Zhaohuan Zhu, Lee Hartmann, Richard P. Nelson, Charles F. Gammie
We present two-dimensional hydrodynamic simulations of self-gravitating
protostellar disks subject to axisymmetric infall from envelopes and
irradiation from the central star, to explore disk fragmentation due to
gravitational instability (GI), and the fragmented clump evolution. We assume
that the disk is built gradually and smoothly by the infall, resulting in good
numerical convergence. We confirm that for disks around solar-mass stars,
infall at high rates at radii beyond ~50 AU leads to disk fragmentation.

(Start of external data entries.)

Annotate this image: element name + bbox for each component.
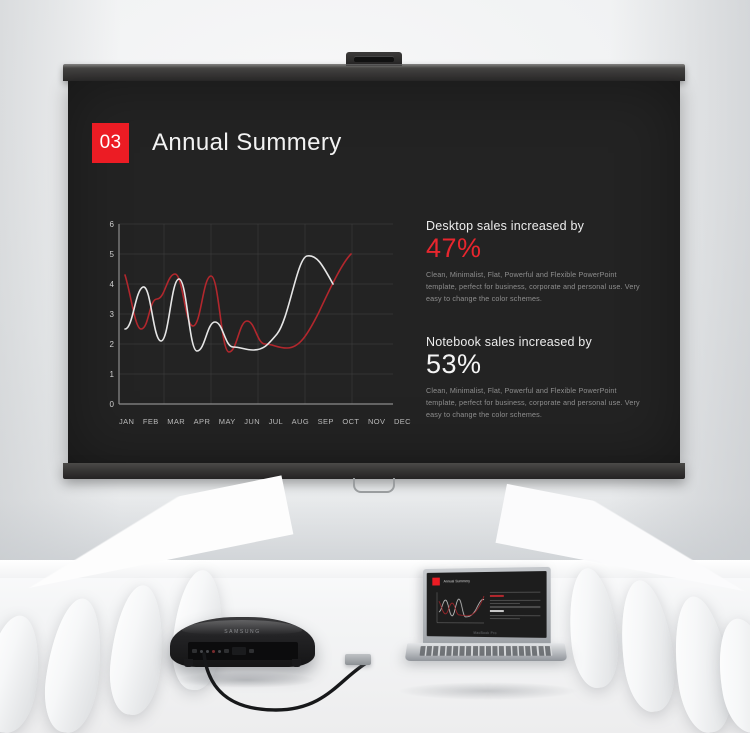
series-notebook-line <box>125 254 351 352</box>
chart-y-tick-labels: 6 5 4 3 2 1 0 <box>110 220 115 409</box>
x-label-aug: AUG <box>292 417 309 426</box>
mini-slide-title: Annual Summery <box>444 579 470 583</box>
mini-percent-notebook <box>490 610 504 612</box>
hdmi-adapter <box>345 654 371 665</box>
projection-screen: 03 Annual Summery <box>63 64 685 489</box>
stat-block-notebook: Notebook sales increased by 53% Clean, M… <box>426 335 648 420</box>
svg-text:0: 0 <box>110 400 115 409</box>
chart-svg: 6 5 4 3 2 1 0 <box>101 216 411 416</box>
laptop-screen[interactable]: Annual Summery <box>427 571 547 638</box>
mini-line-1 <box>490 592 540 593</box>
x-label-jun: JUN <box>244 417 260 426</box>
laptop-lid: Annual Summery <box>423 567 551 645</box>
x-label-dec: DEC <box>394 417 411 426</box>
chart-grid <box>119 224 393 404</box>
laptop-keyboard[interactable] <box>420 646 553 656</box>
mini-line-6 <box>490 618 520 619</box>
screen-canvas: 03 Annual Summery <box>68 81 680 463</box>
stat-percent-desktop: 47% <box>426 233 648 265</box>
screen-bottom-bar <box>63 463 685 479</box>
x-label-nov: NOV <box>368 417 385 426</box>
mini-line-5 <box>490 615 540 616</box>
svg-text:6: 6 <box>110 220 115 229</box>
laptop: Annual Summery <box>406 568 566 680</box>
mini-slide-number-badge <box>432 578 440 586</box>
x-label-oct: OCT <box>342 417 359 426</box>
stat-body-notebook: Clean, Minimalist, Flat, Powerful and Fl… <box>426 385 648 421</box>
stats-column: Desktop sales increased by 47% Clean, Mi… <box>426 219 648 421</box>
x-label-apr: APR <box>194 417 211 426</box>
series-desktop-line <box>125 256 333 351</box>
stat-heading-desktop: Desktop sales increased by <box>426 219 648 233</box>
svg-text:4: 4 <box>110 280 115 289</box>
chart-x-tick-labels: JAN FEB MAR APR MAY JUN JUL AUG SEP OCT … <box>119 417 411 426</box>
x-label-jan: JAN <box>119 417 134 426</box>
line-chart: 6 5 4 3 2 1 0 JAN FEB <box>101 216 411 431</box>
slide-number-badge: 03 <box>92 123 129 163</box>
hdmi-cable <box>198 648 428 720</box>
mini-line-4 <box>490 606 540 607</box>
x-label-sep: SEP <box>318 417 334 426</box>
svg-text:1: 1 <box>110 370 115 379</box>
x-label-may: MAY <box>219 417 236 426</box>
mini-chart <box>432 590 486 628</box>
mini-stats <box>490 590 540 629</box>
screen-top-bar <box>63 64 685 81</box>
mini-percent-desktop <box>490 595 504 597</box>
projector-foot-left <box>184 659 193 667</box>
stat-body-desktop: Clean, Minimalist, Flat, Powerful and Fl… <box>426 269 648 305</box>
port-vga-icon <box>192 649 197 653</box>
mini-slide-header: Annual Summery <box>432 576 540 585</box>
screen-pull-handle-icon[interactable] <box>353 478 395 493</box>
stat-percent-notebook: 53% <box>426 349 648 381</box>
projector-brand-label: SAMSUNG <box>170 629 315 635</box>
screen-wall-mount-icon <box>346 52 402 66</box>
presentation-slide: 03 Annual Summery <box>68 81 680 463</box>
x-label-feb: FEB <box>143 417 159 426</box>
svg-text:5: 5 <box>110 250 115 259</box>
x-label-jul: JUL <box>269 417 284 426</box>
conference-room-scene: 03 Annual Summery <box>0 0 750 733</box>
svg-text:2: 2 <box>110 340 115 349</box>
slide-title: Annual Summery <box>152 129 342 157</box>
stat-heading-notebook: Notebook sales increased by <box>426 335 648 349</box>
stat-block-desktop: Desktop sales increased by 47% Clean, Mi… <box>426 219 648 304</box>
mini-slide-body <box>432 590 540 629</box>
slide-header: 03 Annual Summery <box>92 123 342 163</box>
x-label-mar: MAR <box>167 417 185 426</box>
mini-line-3 <box>490 603 520 604</box>
mini-line-2 <box>490 600 540 601</box>
svg-text:3: 3 <box>110 310 115 319</box>
laptop-mirrored-slide: Annual Summery <box>427 571 547 638</box>
laptop-brand-label: MacBook Pro <box>427 629 547 638</box>
laptop-base <box>405 643 568 661</box>
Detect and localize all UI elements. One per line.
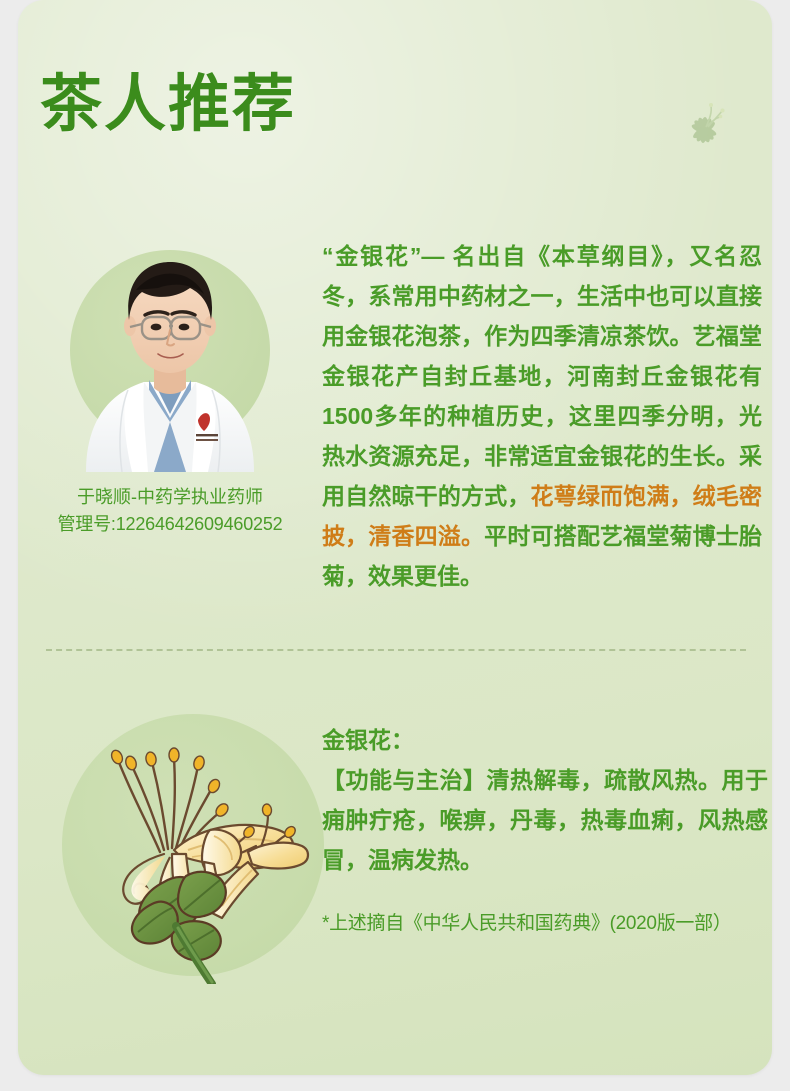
section-divider bbox=[46, 649, 746, 651]
recommendation-card: 茶人推荐 bbox=[18, 0, 772, 1075]
honeysuckle-flower-illustration bbox=[52, 704, 332, 984]
page-title: 茶人推荐 bbox=[40, 74, 296, 136]
herb-description: 【功能与主治】清热解毒，疏散风热。用于痈肿疔疮，喉痹，丹毒，热毒血痢，风热感冒，… bbox=[322, 760, 768, 880]
paragraph-part-1: “金银花”— 名出自《本草纲目》，又名忍冬，系常用中药材之一，生活中也可以直接用… bbox=[322, 243, 762, 509]
herb-media bbox=[34, 700, 324, 990]
doctor-portrait bbox=[50, 232, 290, 472]
card-header: 茶人推荐 bbox=[18, 0, 772, 210]
flower-sprig-icon bbox=[674, 94, 734, 154]
herb-text-block: 金银花： 【功能与主治】清热解毒，疏散风热。用于痈肿疔疮，喉痹，丹毒，热毒血痢，… bbox=[322, 720, 768, 938]
doctor-media: 于晓顺-中药学执业药师 管理号:12264642609460252 bbox=[30, 232, 310, 538]
doctor-caption: 于晓顺-中药学执业药师 管理号:12264642609460252 bbox=[30, 484, 310, 538]
doctor-recommendation-section: 于晓顺-中药学执业药师 管理号:12264642609460252 “金银花”—… bbox=[18, 218, 772, 618]
doctor-license-id: 管理号:12264642609460252 bbox=[30, 511, 310, 538]
doctor-name: 于晓顺-中药学执业药师 bbox=[30, 484, 310, 511]
herb-name-label: 金银花： bbox=[322, 720, 768, 760]
herb-source-note: *上述摘自《中华人民共和国药典》(2020版一部） bbox=[322, 910, 768, 938]
herb-info-section: 金银花： 【功能与主治】清热解毒，疏散风热。用于痈肿疔疮，喉痹，丹毒，热毒血痢，… bbox=[18, 690, 772, 1020]
doctor-recommendation-paragraph: “金银花”— 名出自《本草纲目》，又名忍冬，系常用中药材之一，生活中也可以直接用… bbox=[322, 236, 762, 596]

At
lower infall rates <1e-5 Msun/yr, however, irradiation suppresses
fragmentation. We find that, once formed, the fragments or clumps migrate
inward on typical type-I time scales of ~2e3 yr initially, but later migration
deviates from the type-I time scale when the clump becomes more massive than
the local disk mass, and/or when they starts to open gaps. As they migrate, the
clumps accrete from the disk at a rate 1e-3 to 1e-1 MJupiter/yr, consistent
with analytic estimates that assume a 1-2 Hill radii cross section. Most clumps
can grow to their isolation masses >0.1 Msun quickly. The eventual fates of
these clumps, however, diverges depending on the migration speed: 3 out of 13
clumps become massive enough (brown dwarf mass) to open gaps in the disk and
essentially stop migrating; 4 are tidally destroyed during inward migration; 6
migrate across the inner simulated disk boundary. A simple analytic model for
clump evolution is derived to explain these different fates. Overall, our
results indicate that fast migration, accretion, and tidal destruction of the
clumps pose challenges to the scenario of giant planet formation by GI in situ,
but may provide a formation mechanism for close binary systems.